平成24年春に奥さんに「今も通院して治療を続けているの?」と聞いたところ、「いえいえ。『元々の知能が低いんだろう』って言われて終わりになりました。」と。そんなことないのに、と奥さんは憤慨していました。(失礼すぎませんか。)この頃から甘い物を過食するようになり(なんと甘い菓子パンにジャムをつけて食べていたようです)糖尿病のコントロールが悪化。秋には妻に対して怒鳴るように。

聞き返しが多くなった平成25年の夏、私が本格的なコウノメソッドの勉強に取り組み始めていました。まだ物忘れ外来を開くほどの自信はないため、元々通院していた患者さんに狙いを定めて押しつけ診療を施しては、効果を確認していた頃です。一通りのスコアを出してみると、ピックスコア11点(過食で甘い物好き・スイッチ易怒・2度童など)、頭部CTでもブロッコリと呼ばれる側頭葉の萎縮が見られるなど、見事なピック病。しめた、初心者向けです。

ブロッコリ

なぜかは覚えていないのですが、この方は7月に米ぬかサプリメントであるフェルガード100Mを先行して開始しています。そして翌月の8月には、奥さんから

「フェルガードが効いているみたい。今でも怒るんだけど、前と違ってすぐ謝るの。」

と改善の報告を受けました。この時遅ればせながらウィンタミンを処方。(今なら間違いなく初回で処方しますが、当時はおそるおそるだったのでしょうか)

更に1カ月後の9月には、

「ウィンタミンをもらってよかった。怒らなくなった。」

と奥さんの笑顔を頂きました。

11月には「健康健康!悪いのは頭だけだ!」とご機嫌で外来に現れました。機嫌がよさ過ぎてこの日のカルテには「やや多幸的?」とコメントしていますが、上機嫌は現在まで持続しているので、これは2度童の無邪気さと判断します。過食も落ち着き、糖尿病のコントロールが改善して飲み薬も減らしています。特筆すべきは奥さんのコメント。

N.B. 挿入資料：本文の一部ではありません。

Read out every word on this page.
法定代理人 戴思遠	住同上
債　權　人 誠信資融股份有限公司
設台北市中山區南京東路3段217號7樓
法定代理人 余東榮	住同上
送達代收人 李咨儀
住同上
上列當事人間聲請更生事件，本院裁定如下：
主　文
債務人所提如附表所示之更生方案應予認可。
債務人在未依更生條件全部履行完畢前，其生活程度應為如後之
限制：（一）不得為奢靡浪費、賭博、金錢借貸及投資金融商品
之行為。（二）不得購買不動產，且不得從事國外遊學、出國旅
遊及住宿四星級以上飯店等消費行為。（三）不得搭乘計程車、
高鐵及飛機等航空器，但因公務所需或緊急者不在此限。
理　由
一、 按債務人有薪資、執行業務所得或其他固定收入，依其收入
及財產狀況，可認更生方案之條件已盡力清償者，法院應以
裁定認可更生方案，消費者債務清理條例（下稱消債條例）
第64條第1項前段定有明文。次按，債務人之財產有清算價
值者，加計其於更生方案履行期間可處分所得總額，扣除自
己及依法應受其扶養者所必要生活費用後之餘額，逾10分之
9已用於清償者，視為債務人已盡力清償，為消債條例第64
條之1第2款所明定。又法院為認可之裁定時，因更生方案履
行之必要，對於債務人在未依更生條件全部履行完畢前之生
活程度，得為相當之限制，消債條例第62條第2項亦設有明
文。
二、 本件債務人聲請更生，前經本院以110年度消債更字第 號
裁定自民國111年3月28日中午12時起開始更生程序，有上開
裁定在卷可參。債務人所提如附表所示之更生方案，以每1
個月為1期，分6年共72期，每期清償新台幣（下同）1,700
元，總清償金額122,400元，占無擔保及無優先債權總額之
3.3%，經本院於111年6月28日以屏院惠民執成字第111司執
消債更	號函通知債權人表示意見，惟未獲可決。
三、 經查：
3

「なんかね、思いやりが出てきたの。私が玄関を掃いたり布団干そうとする時に『やろうか?』と声をかけてくれるようになって。元気な時にもそんなことなかったのに。」

どうでしょう。家事に協力しない全国の夫の味噌汁に混ぜたい感じですね。

平成26年3月に外出先でトイレから戻れなくなった、少し物忘れ症状が進んでいる、という話を受けて、メマリーを追加し現在に至ります。外来で「すぐ忘れるのは忘れるけど。」と奥さんが言うので、もっと薬を増やしますか?と聞くと

「いや、このままでいいんです。思いやりがあるから。」

と奥さんが旦那さんの前髪を撫でながら答えます。この方が落ち着いた精神状態を保っていられるのには、奥さんの受容的な態度が大きく貢献しているな…といつも思います。

『ウィンタミン+フェルガード100M』は ピック病の患者さんの ‘ハッピーセット’ と評される所以がおわかり頂けるエピソードかと思い、ご紹介しました。

ハッピーセット

時期を少しずらして使い始めた方を見ていて感じるのは、

 ウィンタミン: 易怒や興奮という嵐を沈め凪の状態に持っていく。→家族が安堵する

 フェルガード100M: 思いやりや感謝を足してくれる。→家族が笑顔になる

という役割分担があるということです。究極の選択として、どちらか一方しか使えないとすればウィンタミンを選びますが(家族を守るため)そこにフェルガードが加わることで家族の絆が取り戻せたり、人生に優しい彩りが添えられるので、使えるなら必ず使った方がよい、とご家族には伝えています。ちなみにこのハッピーセットを使った場合、国の負担する医療費は年間で何百円と激安です。本人も家族も日本国も、みんなハッピーですね。